Using both the illustrations of Labillardiere (a talented artist) and Jean Piron, Dickson has reinterpreted their images making reference to the context in which they were drawn – the neoclassical aesthetic that was current in France at the time. It is a truism of history that we see the world through the prism of our own understanding and the culture in which we live. How could it be otherwise?
Dickson's exhibition has all the theatrical flourish of a stage set – the backdrop is formed by panels of 18th-century-style toile de jouy wallpaper with monkeys and pineapples ensconced in stylised greenery derived from neoclassical motifs. On this backdrop hang five painted panels by the artist that provide the dramatis personae. The painted images are of an Indigenous man and woman from New Caledonia and a woman from Cape van Diemen in New Zealand. The other two panels depict native birds – a hornbill from the island of Waygiou in the West Papua province of Eastern Indonesia and a magpie from New Caledonia. These images are painted in acrylic and oil on canvas and are beautifully and skilfully rendered with the same care and attention to detail as the originals. Arranged around these central images in decorative ornamental cartouches are painted spears, botanical specimens, weapons and religious carvings all taken from drawings made by members of the d'Entrecasteaux expedition.
The paintings by Dickson become yet another version of the original drawings – a sort of visual-art Chinese whispers in which the original drawings have been transcribed many times. Certainly they would have been redrawn from the originals on a printing plate by the printer in order for them to be published. It was not unknown for the artist's original drawings to be enhanced or even changed during this transition from the immediacy of the drawn original to the printed and published version. In the act of redrawing and painting the images the artist has also taken part in their metamorphosis. Somewhere in this multilayered process the flesh and blood of the original drawings have disappeared and they have become transformed into a pastiche of the unknown exotic "other" – strange, no doubt, and interesting but devoid of any meaningful context and relevance.
In this exhibition Dickson draws our attention to this transformation from closely observed phenomena of a new land to what becomes the exotic decorative vocabulary of another culture – in this case 18th-century Europe.
The five decorative panels are accompanied by rows of polished coconuts mounted on stands in the manner that Europeans once mounted curios such as carved shells and emu eggs. These stands in turn rest on painted plinths. The coconuts are painted by Dickson with images of natives and plants to symbolise the trade that began between the new world and that of Europe. A trade that brought colonisation in its wake as the riches of these lands became apparent.

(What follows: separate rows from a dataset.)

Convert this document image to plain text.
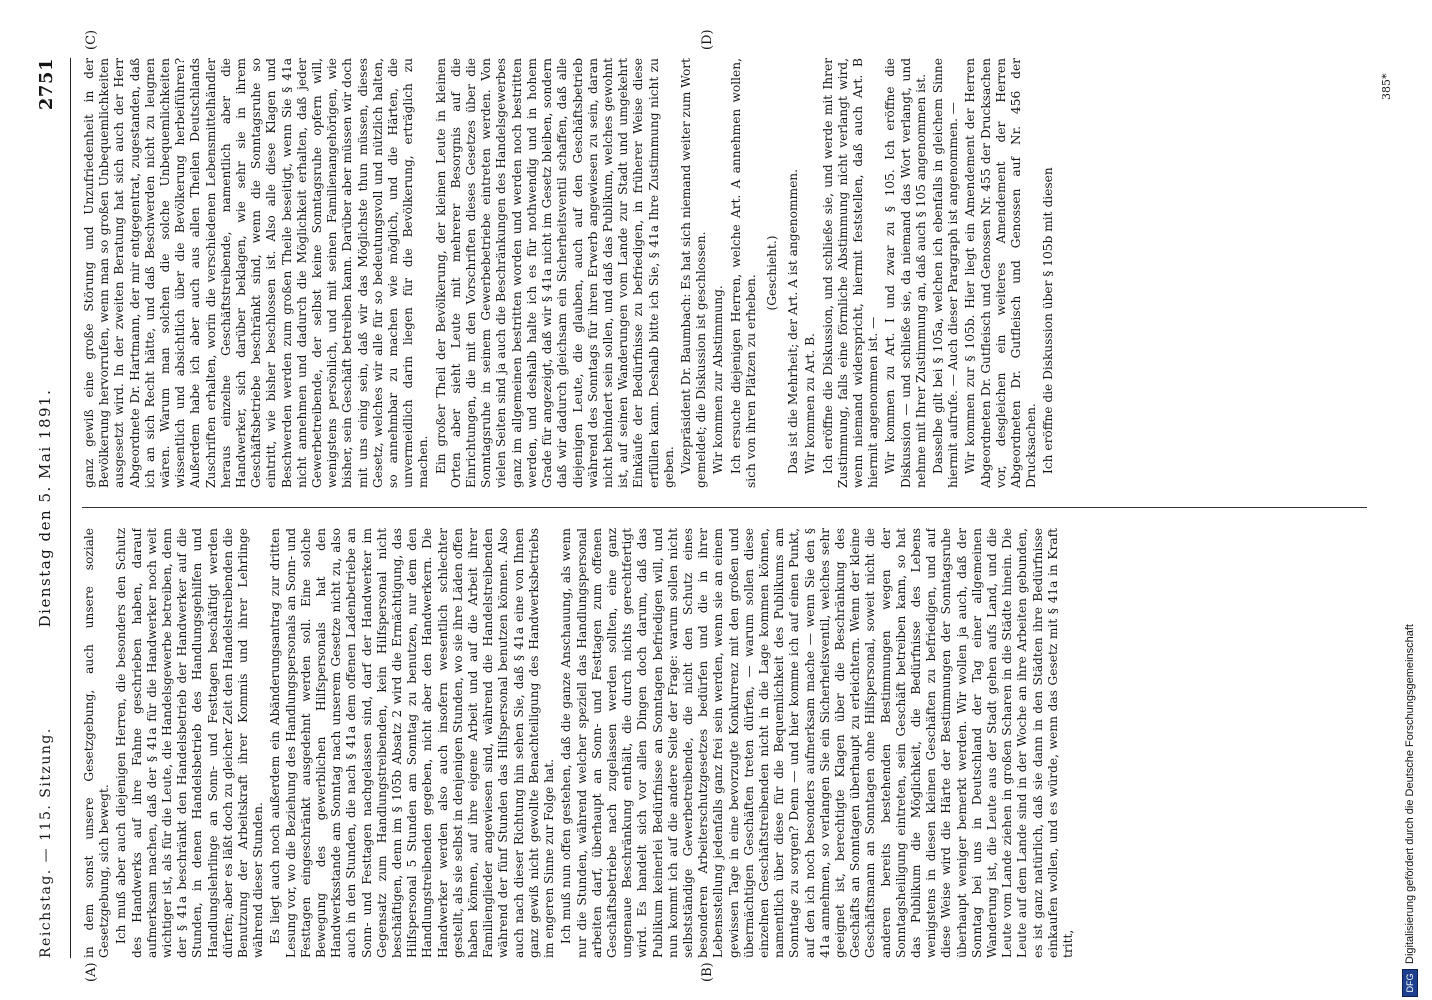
Reichstag. — 115. Sitzung.
Dienstag den 5. Mai 1891.
2751
(A)	(B)
(C)	(D)

in dem sonst unsere Gesetzgebung, auch unsere soziale Gesetzgebung, sich bewegt. Ich muß aber auch diejenigen Herren, die besonders den Schutz des Handwerks auf ihre Fahne geschrieben haben, darauf aufmerksam machen, daß der § 41a für die Handwerker noch weit wichtiger ist, als für die Leute, die Handelsgewerbe betreiben, denn der § 41a beschränkt den Handelsbetrieb der Handwerker auf die Stunden, in denen Handelsbetrieb des Handlungsgehilfen und Handlungslehrlinge an Sonn- und Festtagen beschäftigt werden dürfen; aber es läßt doch zu gleicher Zeit den Handelstreibenden die Benutzung der Arbeitskraft ihrer Kommis und ihrer Lehrlinge während dieser Stunden. Es liegt auch noch außerdem ein Abänderungsantrag zur dritten Lesung vor, wo die Beziehung des Handlungspersonals an Sonn- und Festtagen eingeschränkt ausgedehnt werden soll. Eine solche Bewegung des gewerblichen Hilfspersonals hat den Handwerksstande am Sonntag nach unserem Gesetze nicht zu, also auch in den Stunden, die nach § 41a dem offenen Ladenbetriebe an Sonn- und Festtagen nachgelassen sind, darf der Handwerker im Gegensatz zum Handlungstreibenden, kein Hilfspersonal nicht beschäftigen, denn im § 105b Absatz 2 wird die Ermächtigung, das Hilfspersonal 5 Stunden am Sonntag zu benutzen, nur dem den Handlungstreibenden gegeben, nicht aber den Handwerkern. Die Handwerker werden also auch insofern wesentlich schlechter gestellt, als sie selbst in denjenigen Stunden, wo sie ihre Läden offen haben können, auf ihre eigene Arbeit und auf die Arbeit ihrer Familienglieder angewiesen sind, während die Handelstreibenden während der fünf Stunden das Hilfspersonal benutzen können. Also auch nach dieser Richtung hin sehen Sie, daß § 41a eine von Ihnen ganz gewiß nicht gewollte Benachteiligung des Handwerksbetriebs im engeren Sinne zur Folge hat. Ich muß nun offen gestehen, daß die ganze Anschauung, als wenn nur die Stunden, während welcher speziell das Handlungspersonal arbeiten darf, überhaupt an Sonn- und Festtagen zum offenen Geschäftsbetriebe nach zugelassen werden sollten, eine ganz ungenaue Beschränkung enthält, die durch nichts gerechtfertigt wird. Es handelt sich vor allen Dingen doch darum, daß das Publikum keinerlei Bedürfnisse an Sonntagen befriedigen will, und nun kommt ich auf die andere Seite der Frage: warum sollen nicht selbstständige Gewerbetreibende, die nicht den Schutz eines besonderen Arbeiterschutzgesetzes bedürfen und die in ihrer Lebensstellung jedenfalls ganz frei sein werden, wenn sie an einem gewissen Tage in eine bevorzugte Konkurrenz mit den großen und übermächtigen Geschäften treten dürfen, — warum sollen diese einzelnen Geschäftstreibenden nicht in die Lage kommen können, namentlich über diese für die Bequemlichkeit des Publikums am Sonntage zu sorgen? Denn — und hier komme ich auf einen Punkt, auf den ich noch besonders aufmerksam mache — wenn Sie den § 41a annehmen, so verlangen Sie ein Sicherheitsventil, welches sehr geeignet ist, berechtigte Klagen über die Beschränkung des Geschäfts an Sonntagen überhaupt zu erleichtern. Wenn der kleine Geschäftsmann an Sonntagen ohne Hilfspersonal, soweit nicht die anderen bereits bestehenden Bestimmungen wegen der Sonntagsheiligung eintreten, sein Geschäft betreiben kann, so hat das Publikum die Möglichkeit, die Bedürfnisse des Lebens wenigstens in diesen kleinen Geschäften zu befriedigen, und auf diese Weise wird die Härte der Bestimmungen der Sonntagsruhe überhaupt weniger bemerkt werden. Wir wollen ja auch, daß der Sonntag bei uns in Deutschland der Tag einer allgemeinen Wanderung ist, die Leute aus der Stadt gehen aufs Land, und die Leute vom Lande ziehen in großen Scharen in die Städte hinein. Die Leute auf dem Lande sind in der Woche an ihre Arbeiten gebunden, es ist ganz natürlich, daß sie dann in den Städten ihre Bedürfnisse einkaufen wollen, und es würde, wenn das Gesetz mit § 41a in Kraft tritt,

ganz gewiß eine große Störung und Unzufriedenheit in der Bevölkerung hervorrufen, wenn man so großen Unbequemlichkeiten ausgesetzt wird. In der zweiten Beratung hat sich auch der Herr Abgeordnete Dr. Hartmann, der mir entgegentrat, zugestanden, daß ich an sich Recht hätte, und daß Beschwerden nicht zu leugnen wären. Warum man solchen die solche Unbequemlichkeiten wissentlich und absichtlich über die Bevölkerung herbeiführen? Außerdem habe ich aber auch aus allen Theilen Deutschlands Zuschriften erhalten, worin die verschiedenen Lebensmittelhändler heraus einzelne Geschäftstreibende, namentlich aber die Handwerker, sich darüber beklagen, wie sehr sie in ihrem Geschäftsbetriebe beschränkt sind, wenn die Sonntagsruhe so eintritt, wie bisher beschlossen ist. Also alle diese Klagen und Beschwerden werden zum großen Theile beseitigt, wenn Sie § 41a nicht annehmen und dadurch die Möglichkeit erhalten, daß jeder Gewerbetreibende, der selbst keine Sonntagsruhe opfern will, wenigstens persönlich, und mit seinen Familienangehörigen, wie bisher, sein Geschäft betreiben kann. Darüber aber müssen wir doch mit uns einig sein, daß wir das Möglichste thun müssen, dieses Gesetz, welches wir alle für so bedeutungsvoll und nützlich halten, so annehmbar zu machen wie möglich, und die Härten, die unvermeidlich darin liegen für die Bevölkerung, erträglich zu machen. Ein großer Theil der Bevölkerung, der kleinen Leute in kleinen Orten aber sieht Leute mit mehrerer Besorgnis auf die Einrichtungen, die mit den Vorschriften dieses Gesetzes über die Sonntagsruhe in seinem Gewerbebetriebe eintreten werden. Von vielen Seiten sind ja auch die Beschränkungen des Handelsgewerbes ganz im allgemeinen bestritten worden und werden noch bestritten werden, und deshalb halte ich es für nothwendig und in hohem Grade für angezeigt, daß wir § 41a nicht im Gesetz bleiben, sondern daß wir dadurch gleichsam ein Sicherheitsventil schaffen, daß alle diejenigen Leute, die glauben, auch auf den Geschäftsbetrieb während des Sonntags für ihren Erwerb angewiesen zu sein, daran nicht behindert sein sollen, und daß das Publikum, welches gewohnt ist, auf seinen Wanderungen vom Lande zur Stadt und umgekehrt Einkäufe der Bedürfnisse zu befriedigen, in früherer Weise diese erfüllen kann. Deshalb bitte ich Sie, § 41a Ihre Zustimmung nicht zu geben. Vizepräsident Dr. Baumbach: Es hat sich niemand weiter zum Wort gemeldet; die Diskussion ist geschlossen. Wir kommen zur Abstimmung. Ich ersuche diejenigen Herren, welche Art. A annehmen wollen, sich von ihren Plätzen zu erheben.

(Geschieht.) Das ist die Mehrheit; der Art. A ist angenommen. Wir kommen zu Art. B. Ich eröffne die Diskussion, und schließe sie, und werde mit Ihrer Zustimmung, falls eine förmliche Abstimmung nicht verlangt wird, wenn niemand widerspricht, hiermit feststellen, daß auch Art. B hiermit angenommen ist. — Wir kommen zu Art. I und zwar zu § 105. Ich eröffne die Diskussion — und schließe sie, da niemand das Wort verlangt, und nehme mit Ihrer Zustimmung an, daß auch § 105 angenommen ist. Dasselbe gilt bei § 105a, welchen ich ebenfalls in gleichem Sinne hiermit aufrufe. — Auch dieser Paragraph ist angenommen. — Wir kommen zur § 105b. Hier liegt ein Amendement der Herren Abgeordneten Dr. Gutfleisch und Genossen Nr. 455 der Drucksachen vor, desgleichen ein weiteres Amendement der Herren Abgeordneten Dr. Gutfleisch und Genossen auf Nr. 456 der Drucksachen. Ich eröffne die Diskussion über § 105b mit diesen

385*
DFG
Digitalisierung gefördert durch die Deutsche Forschungsgemeinschaft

The installation is in Gallery 4 on Civic Square. The space, with floor to ceiling plate glass windows, is like a large glass box that suits both the ambience and theme of Dickson's work very well. It evokes the 18th-century era of scientific curiosity where specimens of flora and fauna were examined, drawn, pressed and mounted and kept behind glass either in framed pictures, curiosity cabinets or under glass domes. It also has the whiff of dusty rooms in natural history museums where dark cases and display stands held curiosities from across the world – adrift and out of context. The exhibition can be viewed at all times. However viewing the exhibition at night could be rewarding as daytime reflections on the glass can be distracting.
Dickson is a Canberra artist whose continuing interest in interpretations of our native fauna and flora is positioned against a historical perspective of exploration, collecting and appropriation of cultural exotica by dominant cultures. This exhibition is the result of Dickson's award of the ANU Vice-Chancellor's 2014 Visiting Artist's Fellowship in the ANU College of Asia and the Pacific. She was invited to be part of a project, Collecting in the South Seas, that investigated the collections assembled by the Bruni d'Entrecasteaux expedition and to bring a new interpretation and aesthetic to this historical collection. In this task she has succeeded very well.